L’écosystème technologique marocain a un potentiel immense : selon l’IDC, le marché africain de l’IT devrait atteindre 180 milliards de dollars d’ici 2030, et le Maroc est bien positionné pour jouer un rôle clé en tant que hub régional. Toutefois, il est crucial de développer des partenariats public-privé efficaces et de réformer les programmes de l’éducation numérique pour aligner les compétences avec les besoins des entreprises.

Nous devons évoluer vers un modèle qui valorise non seulement le savoir-faire technique, mais aussi le “savoir-faire-faire”. Cela implique de développer des leaders capables de transformer des idées en solutions technologiques impactantes, d’attirer des investissements internationaux et de positionner le Maroc comme un acteur stratégique dans la chaîne de valeur IT mondiale. Mais concrètement, Le Maroc a toutes les cartes en main pour se hisser parmi les leaders régionaux de l’économie numérique.

– Aujourd’hui ce marché est en pleine expansion, plusieurs nouveaux métiers apparaissent et les besoins en termes de compétences sont de plus en plus nombreux.
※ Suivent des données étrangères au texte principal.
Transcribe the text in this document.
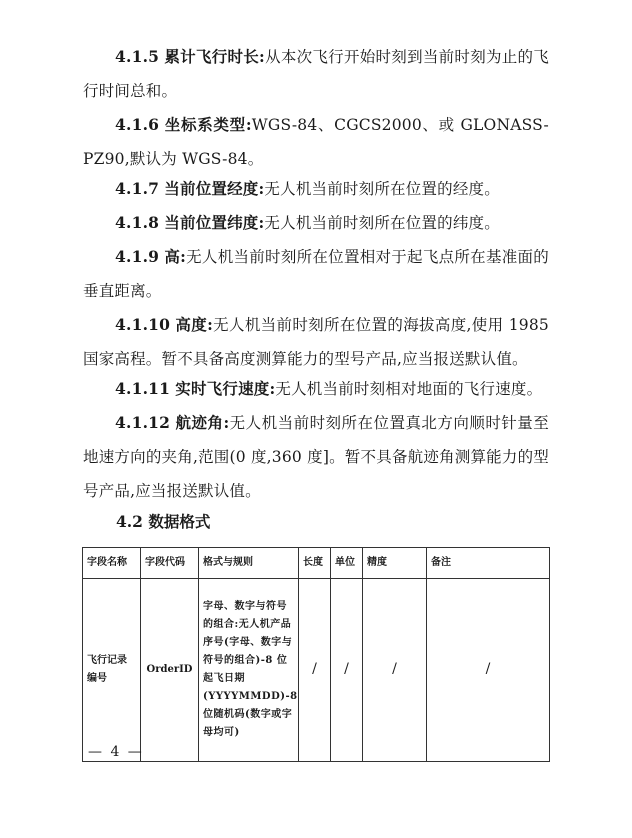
4.1.5 累计飞行时长:从本次飞行开始时刻到当前时刻为止的飞行时间总和。

4.1.6 坐标系类型:WGS-84、CGCS2000、或 GLONASS-PZ90,默认为 WGS-84。

4.1.7 当前位置经度:无人机当前时刻所在位置的经度。

4.1.8 当前位置纬度:无人机当前时刻所在位置的纬度。

4.1.9 高:无人机当前时刻所在位置相对于起飞点所在基准面的垂直距离。

4.1.10 高度:无人机当前时刻所在位置的海拔高度,使用 1985 国家高程。暂不具备高度测算能力的型号产品,应当报送默认值。

4.1.11 实时飞行速度:无人机当前时刻相对地面的飞行速度。

4.1.12 航迹角:无人机当前时刻所在位置真北方向顺时针量至地速方向的夹角,范围(0 度,360 度]。暂不具备航迹角测算能力的型号产品,应当报送默认值。

4.2 数据格式

字段名称	字段代码	格式与规则	长度	单位	精度	备注
飞行记录编号	OrderID	字母、数字与符号的组合:无人机产品序号(字母、数字与符号的组合)-8 位起飞日期(YYYYMMDD)-8 位随机码(数字或字母均可)	/	/	/	/

— 4 —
Quels sont à votre avis les profils les plus demandés qui manquent au Maroc ?

La demande est particulièrement forte pour les développeurs full-stack, les experts en cybersécurité, les spécialistes en IA et data science, ainsi que les architectes d’entreprise dans le domaine de cloud. Par exemple, dans le domaine de la cybersécurité, le marché mondial connaît une croissance annuelle de 28 %, mais le Maroc forme moins de 500 professionnels par an, un chiffre insuffisant pour couvrir les besoins croissants.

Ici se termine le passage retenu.